A lot of people have been realizing that privacy is important therefore data security awareness has been supported by Indonesian Government. The government decided to impose fines with a maximum and minimum nominal for companies that leak user personal data.
The Institute for Policy Research and Advocacy (ELSAM) said that this decision was made on consideration of the many startup companies in Indonesia that had not yet made a profit. It is an open secret that the newly developed startups in Indonesia have not yet produced money. They only use money from investors or burn money.
Fines on social media or electronic platforms are contained in the Draft Law on Personal Data Protection (PDP). This penalty is imposed on companies that violate PDP rules, especially those that cause personal data leakage and poor data security awareness. The PDP bill follows the General Data Protection Regulations (GDPR) that applies in the European Union.
GDPR regulates fines of up to four percent of total global income. Of course this fine will be less optimal because there are still many startup companies in Indonesia that have not yet benefited. Therefore, adjustments to the GDPR fine are used in Indonesia.

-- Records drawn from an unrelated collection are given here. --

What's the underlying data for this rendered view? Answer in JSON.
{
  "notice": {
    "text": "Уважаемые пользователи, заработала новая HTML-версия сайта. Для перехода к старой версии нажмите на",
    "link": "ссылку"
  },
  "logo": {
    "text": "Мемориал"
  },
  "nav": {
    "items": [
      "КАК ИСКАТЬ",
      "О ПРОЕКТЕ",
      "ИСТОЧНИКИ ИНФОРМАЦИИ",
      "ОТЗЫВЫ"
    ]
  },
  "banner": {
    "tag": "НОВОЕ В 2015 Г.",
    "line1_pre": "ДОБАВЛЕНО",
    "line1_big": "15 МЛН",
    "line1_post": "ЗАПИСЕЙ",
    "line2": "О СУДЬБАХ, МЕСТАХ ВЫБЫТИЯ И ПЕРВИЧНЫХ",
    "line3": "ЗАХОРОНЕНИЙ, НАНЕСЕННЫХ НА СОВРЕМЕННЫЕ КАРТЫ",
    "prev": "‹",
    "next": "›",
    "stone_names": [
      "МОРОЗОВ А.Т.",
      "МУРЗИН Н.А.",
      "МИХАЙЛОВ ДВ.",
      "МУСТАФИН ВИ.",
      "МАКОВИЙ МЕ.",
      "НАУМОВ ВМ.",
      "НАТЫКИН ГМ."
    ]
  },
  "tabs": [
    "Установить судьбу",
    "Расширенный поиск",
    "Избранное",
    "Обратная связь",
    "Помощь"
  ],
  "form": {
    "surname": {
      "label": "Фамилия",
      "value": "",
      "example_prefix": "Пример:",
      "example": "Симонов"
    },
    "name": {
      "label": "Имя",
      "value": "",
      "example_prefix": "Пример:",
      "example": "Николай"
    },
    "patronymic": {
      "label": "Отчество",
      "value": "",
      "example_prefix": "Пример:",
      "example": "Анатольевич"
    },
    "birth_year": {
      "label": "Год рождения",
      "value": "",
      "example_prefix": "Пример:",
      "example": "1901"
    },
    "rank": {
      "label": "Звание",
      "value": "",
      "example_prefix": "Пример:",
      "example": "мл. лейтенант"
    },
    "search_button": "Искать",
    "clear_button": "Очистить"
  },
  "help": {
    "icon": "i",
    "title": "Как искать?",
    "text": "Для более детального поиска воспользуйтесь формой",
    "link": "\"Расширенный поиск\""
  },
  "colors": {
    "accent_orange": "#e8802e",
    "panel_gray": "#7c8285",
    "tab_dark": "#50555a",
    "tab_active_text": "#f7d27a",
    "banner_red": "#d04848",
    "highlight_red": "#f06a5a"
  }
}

How We Can be Critical with Our Data
The GDPR is fine, from 2 percent to 4 percent of the company’s gross profit. Then it becomes difficult to determine what the profits will be when all the money spent is investment money for investors. Therefore in the design, the fine will be in the form of minimum and maximum values that will be imposed on the company.
As currently in Indonesia startup companies have not made a profit and burned money to provide promotions and discounts. If there is a failure in the protection of personal data or data security awareness, the mechanism will be used with a fixed fine mechanism. For example, the amount is IDR 200 million, IDR 400 million or IDR 1 billion.
We are supposed to be critical with your data possession. As mentioned by The Ministry of Communication and Information that the public needs to be critical when they have to provide personal data, we must know the purpose of the company asking for personal data so that we can support data security awareness.
Companies Should Ask Consent
When it comes to the companies, every company must also ask for consent to the user from the beginning when they want to request personal data. The company must explain the purpose of taking personal data. Socialization must be given because the data is given by the community.
So data security awareness must be critical. You must be able to think why borrowing applicators should request contact data. Personal data is a right that must be safeguarded. Do not want to share data, do not let there be new problems to the government.
It is recommended that users do not provide personal data in the form of telephone numbers because they have violated privacy. Someone should not provide other people’s personal data. Usually other people’s personal data is used as emergency contacts. If he asks for a contact profile, he must also contact other people.
That is not allowed unless he asks for permission first. All companies must be as transparent as possible when they want to suck up data. Companies are required to ask users for permission to retrieve data and provide reasons to retrieve the data to support data security awareness.